Velaphi S., Madewell ZJ., Tippett-Barr B., Blau DM., Rogena EA., Lala SG., Mahtab S., Swart PJ., Akelo V., Onyango D., Otieno K., Rogena EA., Were JA., Bassat Q., Carrilho C., Mandomando I., Torres-Fernandez D., Varo R., Luke R., Moses F., Nwajiobi-Princewill P., Ogbuanu IU., Ojulong J., El Arifeen S., Gurley ES., Assefa N., Gedefa L., Madrid L., Scott JAG., Wale H., Juma J., Keita AM., Kotloff KL., Sow SO., Tapia MD., Mutevedzi P., Whitney CG., Madhi SA.

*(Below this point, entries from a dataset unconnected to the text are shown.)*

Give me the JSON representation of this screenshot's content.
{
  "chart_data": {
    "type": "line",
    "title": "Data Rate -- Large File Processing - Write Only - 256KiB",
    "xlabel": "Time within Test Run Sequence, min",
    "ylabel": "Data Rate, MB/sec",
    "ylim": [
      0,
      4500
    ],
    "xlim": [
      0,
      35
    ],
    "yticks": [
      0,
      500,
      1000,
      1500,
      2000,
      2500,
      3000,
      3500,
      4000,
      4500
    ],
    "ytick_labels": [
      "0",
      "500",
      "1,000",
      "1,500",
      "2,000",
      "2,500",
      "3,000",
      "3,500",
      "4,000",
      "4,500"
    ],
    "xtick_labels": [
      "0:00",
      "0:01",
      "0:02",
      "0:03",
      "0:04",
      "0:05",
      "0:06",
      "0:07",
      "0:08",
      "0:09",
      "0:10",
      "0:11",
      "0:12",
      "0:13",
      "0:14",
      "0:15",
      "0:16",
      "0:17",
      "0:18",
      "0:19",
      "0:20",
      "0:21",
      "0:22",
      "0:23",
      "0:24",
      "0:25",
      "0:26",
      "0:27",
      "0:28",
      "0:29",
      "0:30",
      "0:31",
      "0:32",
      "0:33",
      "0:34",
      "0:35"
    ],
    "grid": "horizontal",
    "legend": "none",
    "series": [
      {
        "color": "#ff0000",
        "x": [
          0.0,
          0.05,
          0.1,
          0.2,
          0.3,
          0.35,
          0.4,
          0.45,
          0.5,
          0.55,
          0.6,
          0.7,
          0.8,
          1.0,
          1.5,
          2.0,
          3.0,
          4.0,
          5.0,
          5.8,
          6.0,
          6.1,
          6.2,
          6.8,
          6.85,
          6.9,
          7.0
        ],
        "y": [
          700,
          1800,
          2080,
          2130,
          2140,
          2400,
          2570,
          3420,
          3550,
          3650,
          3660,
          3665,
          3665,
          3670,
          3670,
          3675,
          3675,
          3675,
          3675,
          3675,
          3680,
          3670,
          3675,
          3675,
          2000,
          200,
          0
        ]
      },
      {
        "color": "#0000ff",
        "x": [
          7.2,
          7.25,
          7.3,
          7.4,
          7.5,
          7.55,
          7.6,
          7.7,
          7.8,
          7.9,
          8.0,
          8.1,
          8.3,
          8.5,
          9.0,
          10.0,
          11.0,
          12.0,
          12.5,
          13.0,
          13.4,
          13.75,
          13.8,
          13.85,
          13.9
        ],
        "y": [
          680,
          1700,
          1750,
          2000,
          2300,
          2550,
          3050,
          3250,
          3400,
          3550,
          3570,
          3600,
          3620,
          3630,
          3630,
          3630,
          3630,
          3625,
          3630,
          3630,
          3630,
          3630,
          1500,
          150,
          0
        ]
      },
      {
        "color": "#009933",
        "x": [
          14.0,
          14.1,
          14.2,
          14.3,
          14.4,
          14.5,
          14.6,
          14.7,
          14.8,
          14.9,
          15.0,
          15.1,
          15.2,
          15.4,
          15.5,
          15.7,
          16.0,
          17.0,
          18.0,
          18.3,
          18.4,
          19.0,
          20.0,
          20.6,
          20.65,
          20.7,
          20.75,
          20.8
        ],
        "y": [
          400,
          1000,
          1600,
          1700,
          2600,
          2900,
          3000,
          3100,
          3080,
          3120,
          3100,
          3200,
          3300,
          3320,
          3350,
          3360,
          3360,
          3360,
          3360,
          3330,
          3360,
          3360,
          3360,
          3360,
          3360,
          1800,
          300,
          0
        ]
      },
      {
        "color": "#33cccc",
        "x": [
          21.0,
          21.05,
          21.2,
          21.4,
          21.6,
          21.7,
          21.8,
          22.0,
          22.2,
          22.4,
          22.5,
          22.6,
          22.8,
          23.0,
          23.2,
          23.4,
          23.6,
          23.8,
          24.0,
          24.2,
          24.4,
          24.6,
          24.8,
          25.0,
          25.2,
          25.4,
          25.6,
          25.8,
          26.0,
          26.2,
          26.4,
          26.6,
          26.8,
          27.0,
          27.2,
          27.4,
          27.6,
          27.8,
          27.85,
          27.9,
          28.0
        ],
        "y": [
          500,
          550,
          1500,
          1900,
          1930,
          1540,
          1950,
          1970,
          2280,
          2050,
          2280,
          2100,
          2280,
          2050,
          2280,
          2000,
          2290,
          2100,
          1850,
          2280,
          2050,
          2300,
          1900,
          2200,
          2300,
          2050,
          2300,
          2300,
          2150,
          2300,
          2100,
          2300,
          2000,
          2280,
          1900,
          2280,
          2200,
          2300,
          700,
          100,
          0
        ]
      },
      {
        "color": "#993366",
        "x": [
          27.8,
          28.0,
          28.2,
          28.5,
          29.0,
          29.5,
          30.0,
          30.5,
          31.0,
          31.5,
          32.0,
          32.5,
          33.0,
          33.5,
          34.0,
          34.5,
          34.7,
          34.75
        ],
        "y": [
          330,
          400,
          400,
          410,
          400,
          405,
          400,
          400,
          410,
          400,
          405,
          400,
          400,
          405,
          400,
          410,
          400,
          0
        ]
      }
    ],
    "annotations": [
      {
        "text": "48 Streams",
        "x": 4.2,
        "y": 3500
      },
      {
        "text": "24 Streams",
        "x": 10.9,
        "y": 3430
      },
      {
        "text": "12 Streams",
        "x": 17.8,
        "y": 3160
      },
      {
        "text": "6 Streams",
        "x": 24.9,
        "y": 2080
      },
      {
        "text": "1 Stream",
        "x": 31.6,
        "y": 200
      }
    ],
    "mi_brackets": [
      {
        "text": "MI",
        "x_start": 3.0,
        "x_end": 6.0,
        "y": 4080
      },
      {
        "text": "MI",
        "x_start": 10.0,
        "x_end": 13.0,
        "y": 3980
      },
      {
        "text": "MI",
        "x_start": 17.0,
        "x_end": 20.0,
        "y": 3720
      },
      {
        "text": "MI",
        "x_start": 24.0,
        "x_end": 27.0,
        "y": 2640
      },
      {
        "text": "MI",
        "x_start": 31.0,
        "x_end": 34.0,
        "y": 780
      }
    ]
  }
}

BackgroundThere is paucity of information on the role of cytomegalovirus (CMV) infection as a cause of stillbirths or childhood deaths in low-and middle-income countries (LMICs). We investigated attribution of CMV-disease in the causal pathway to stillbirths and deaths in children <5 years of age in seven LMICs participating in the Child Health and Mortality Prevention Surveillance (CHAMPS) network.MethodsWe analyzed stillbirths and decedents enrolled between December 2016 and July 2023. Deaths were investigated using post-mortem minimally invasive tissue sampling with histopathology and molecular diagnostic investigations of tissues and body fluids, along with review of clinical records. Multi-disciplinary expert panels reviewed findings and reported on the causal pathway to death.ResultsCMV was detected in 19.5%(1140/5841) of all evaluated deaths, including 5.0% (111/2204), 6.2% (139/2229), 41.2% (107/260), 68.1%(323/474) and 68.2%(460/674) of stillbirths, neonates (deaths 0-<28 days postnatal), young infants (28-<90 days), older infants (90-<365 days) and children (12-<60 months), respectively. CMV-disease was attributed in the causal pathway to death in 0.9%(20/2204) of stillbirths, 0.8%(17/2229) of neonates, 13.1% (34/260) of young infants, 9.7%(46/474) of older infants and 3.3%(22/674) of children. Decedents with CMV-disease compared with those without CMV-disease in the causal pathway, were more likely to have severe microcephaly (38.2% vs. 21.1%; aOR 2.2, 95%CI: 1.3-3.6) and HIV-infected (36.9% vs. 6.2%; aOR: 10.9, 95%CI: 6.5-18.5).ConclusionsCMV-disease is an important contributor to deaths during infancy and childhood and is often associated with severe microcephaly and HIV-infection. Improving management of CMV in HIV-infected children and a vaccine to prevent CMV are needed interventions.